El pádel no para de crecer. En la zona Este de Mendoza, su expansión es evidente: proliferan nuevas canchas y se ocupan espacios impensados, desde viejos galpones hasta terrenos entre viñedos. La fiebre por este deporte atraviesa generaciones y motiva a distintos perfiles de jugadores, desde quienes buscan competir hasta los que lo practican por salud o simplemente por diversión.

A nivel nacional, el pádel es hoy el deporte con mayor crecimiento en cantidad de jugadores y de infraestructura, y Mendoza no se queda atrás. En el Este provincial, ese avance es aún más notorio, quizás por tratarse de una región con menor densidad poblacional, donde los cambios se perciben con mayor claridad.

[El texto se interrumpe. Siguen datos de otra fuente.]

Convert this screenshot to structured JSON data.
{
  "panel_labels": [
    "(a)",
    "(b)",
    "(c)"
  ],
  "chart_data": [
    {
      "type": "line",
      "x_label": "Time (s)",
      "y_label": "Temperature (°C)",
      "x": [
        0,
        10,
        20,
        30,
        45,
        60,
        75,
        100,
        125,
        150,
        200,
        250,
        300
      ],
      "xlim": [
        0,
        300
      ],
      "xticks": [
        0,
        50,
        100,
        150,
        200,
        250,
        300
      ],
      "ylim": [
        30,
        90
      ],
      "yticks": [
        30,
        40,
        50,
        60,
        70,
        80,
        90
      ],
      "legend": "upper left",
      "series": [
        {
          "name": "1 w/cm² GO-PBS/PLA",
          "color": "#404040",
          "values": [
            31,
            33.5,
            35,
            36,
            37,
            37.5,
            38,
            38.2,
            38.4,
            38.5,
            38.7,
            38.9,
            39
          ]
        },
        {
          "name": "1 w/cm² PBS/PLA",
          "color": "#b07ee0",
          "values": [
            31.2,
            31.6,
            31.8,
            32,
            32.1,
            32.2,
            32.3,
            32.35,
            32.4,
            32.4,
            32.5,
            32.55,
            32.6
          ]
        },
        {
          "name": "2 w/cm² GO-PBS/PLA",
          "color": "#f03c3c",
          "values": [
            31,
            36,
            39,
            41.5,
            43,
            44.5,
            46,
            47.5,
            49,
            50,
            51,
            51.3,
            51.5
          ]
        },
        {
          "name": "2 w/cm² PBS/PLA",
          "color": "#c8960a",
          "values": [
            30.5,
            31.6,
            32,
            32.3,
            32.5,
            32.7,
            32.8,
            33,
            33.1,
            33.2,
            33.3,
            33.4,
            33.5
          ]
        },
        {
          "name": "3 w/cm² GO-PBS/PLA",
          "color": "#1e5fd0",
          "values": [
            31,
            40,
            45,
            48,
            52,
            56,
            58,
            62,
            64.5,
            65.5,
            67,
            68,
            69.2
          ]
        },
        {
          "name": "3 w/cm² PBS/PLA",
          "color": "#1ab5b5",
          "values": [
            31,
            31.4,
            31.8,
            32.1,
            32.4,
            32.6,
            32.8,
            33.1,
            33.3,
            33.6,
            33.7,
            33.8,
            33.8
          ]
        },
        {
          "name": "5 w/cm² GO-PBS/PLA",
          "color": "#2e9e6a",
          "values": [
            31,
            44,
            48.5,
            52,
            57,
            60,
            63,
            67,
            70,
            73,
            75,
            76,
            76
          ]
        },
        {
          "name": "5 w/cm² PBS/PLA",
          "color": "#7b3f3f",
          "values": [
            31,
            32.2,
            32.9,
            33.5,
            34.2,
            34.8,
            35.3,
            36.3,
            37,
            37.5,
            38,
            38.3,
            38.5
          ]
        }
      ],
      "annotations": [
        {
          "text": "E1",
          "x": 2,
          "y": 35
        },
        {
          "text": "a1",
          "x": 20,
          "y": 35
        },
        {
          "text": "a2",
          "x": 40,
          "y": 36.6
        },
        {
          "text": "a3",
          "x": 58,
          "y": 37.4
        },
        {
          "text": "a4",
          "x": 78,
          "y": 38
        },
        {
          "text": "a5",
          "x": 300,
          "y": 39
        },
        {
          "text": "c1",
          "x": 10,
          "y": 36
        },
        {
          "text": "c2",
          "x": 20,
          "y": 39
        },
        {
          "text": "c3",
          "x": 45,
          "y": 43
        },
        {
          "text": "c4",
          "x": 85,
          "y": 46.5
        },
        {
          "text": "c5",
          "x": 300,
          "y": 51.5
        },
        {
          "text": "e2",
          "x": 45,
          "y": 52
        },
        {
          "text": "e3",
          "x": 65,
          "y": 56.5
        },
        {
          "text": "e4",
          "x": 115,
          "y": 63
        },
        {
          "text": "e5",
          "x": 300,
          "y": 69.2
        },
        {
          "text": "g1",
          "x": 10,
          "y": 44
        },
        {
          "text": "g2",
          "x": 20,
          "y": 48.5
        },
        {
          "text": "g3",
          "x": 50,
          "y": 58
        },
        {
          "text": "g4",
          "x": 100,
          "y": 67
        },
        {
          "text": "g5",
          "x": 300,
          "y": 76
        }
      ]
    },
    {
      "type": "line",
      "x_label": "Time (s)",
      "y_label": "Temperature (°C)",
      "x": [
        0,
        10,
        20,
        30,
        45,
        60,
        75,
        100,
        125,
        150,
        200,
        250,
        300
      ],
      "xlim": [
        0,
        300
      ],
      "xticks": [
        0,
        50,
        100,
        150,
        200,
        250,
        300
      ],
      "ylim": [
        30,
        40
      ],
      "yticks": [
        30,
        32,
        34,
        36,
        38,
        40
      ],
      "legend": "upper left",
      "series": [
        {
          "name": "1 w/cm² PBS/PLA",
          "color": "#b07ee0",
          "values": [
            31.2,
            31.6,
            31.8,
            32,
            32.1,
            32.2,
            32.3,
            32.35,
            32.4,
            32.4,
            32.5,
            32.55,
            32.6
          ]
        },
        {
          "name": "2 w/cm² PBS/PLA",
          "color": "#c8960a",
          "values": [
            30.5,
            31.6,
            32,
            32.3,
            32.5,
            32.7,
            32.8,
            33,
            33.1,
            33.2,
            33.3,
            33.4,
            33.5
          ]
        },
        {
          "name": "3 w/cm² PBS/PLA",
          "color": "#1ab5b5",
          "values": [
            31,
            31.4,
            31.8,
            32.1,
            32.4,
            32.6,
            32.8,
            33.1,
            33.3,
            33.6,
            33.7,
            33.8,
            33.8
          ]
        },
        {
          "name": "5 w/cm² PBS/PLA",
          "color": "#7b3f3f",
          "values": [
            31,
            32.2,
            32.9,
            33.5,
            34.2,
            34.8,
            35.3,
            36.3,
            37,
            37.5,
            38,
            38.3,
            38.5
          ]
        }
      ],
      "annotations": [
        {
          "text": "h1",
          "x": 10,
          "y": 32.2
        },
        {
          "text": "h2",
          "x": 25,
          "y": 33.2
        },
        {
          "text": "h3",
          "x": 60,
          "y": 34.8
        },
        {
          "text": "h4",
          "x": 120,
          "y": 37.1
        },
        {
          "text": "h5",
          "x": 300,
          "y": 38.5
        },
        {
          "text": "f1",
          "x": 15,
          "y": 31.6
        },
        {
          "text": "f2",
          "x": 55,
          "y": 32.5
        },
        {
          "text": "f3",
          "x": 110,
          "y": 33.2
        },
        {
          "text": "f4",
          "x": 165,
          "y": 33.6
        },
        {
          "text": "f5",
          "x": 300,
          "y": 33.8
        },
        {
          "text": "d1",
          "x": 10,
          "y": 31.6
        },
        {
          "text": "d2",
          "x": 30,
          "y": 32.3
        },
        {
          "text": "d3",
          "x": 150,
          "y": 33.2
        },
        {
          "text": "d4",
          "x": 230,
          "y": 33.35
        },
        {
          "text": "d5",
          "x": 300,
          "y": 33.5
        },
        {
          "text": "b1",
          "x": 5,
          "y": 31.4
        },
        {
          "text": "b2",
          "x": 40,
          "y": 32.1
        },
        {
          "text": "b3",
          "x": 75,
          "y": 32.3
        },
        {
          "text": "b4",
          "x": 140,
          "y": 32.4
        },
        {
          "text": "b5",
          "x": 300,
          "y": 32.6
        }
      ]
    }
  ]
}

“El grupo de gente que lo practica es súper variado”, cuentan desde los clubes locales. Hay niños que se inician desde temprana edad, adultos que buscan una alternativa saludable y mayores que encuentran en el pádel una forma amena de socializar y mantenerse activos.

Lola Martínez, una joven jugadora de San Martín de 15 años que comenzó a los 10, resume el espíritu del deporte: “Es muy divertido. Fácil de entender, de jugar. Conocés a un montón de gente nueva, muy respetuosa, y podés sólo jugar para divertirte o jugar para competir”.

El auge también impacta en lo económico: el negocio del pádel se ha vuelto cada vez más rentable, con torneos, academias y clubes que atraen inversión y movimiento comercial en torno a un fenómeno que, por ahora, no parece tener techo.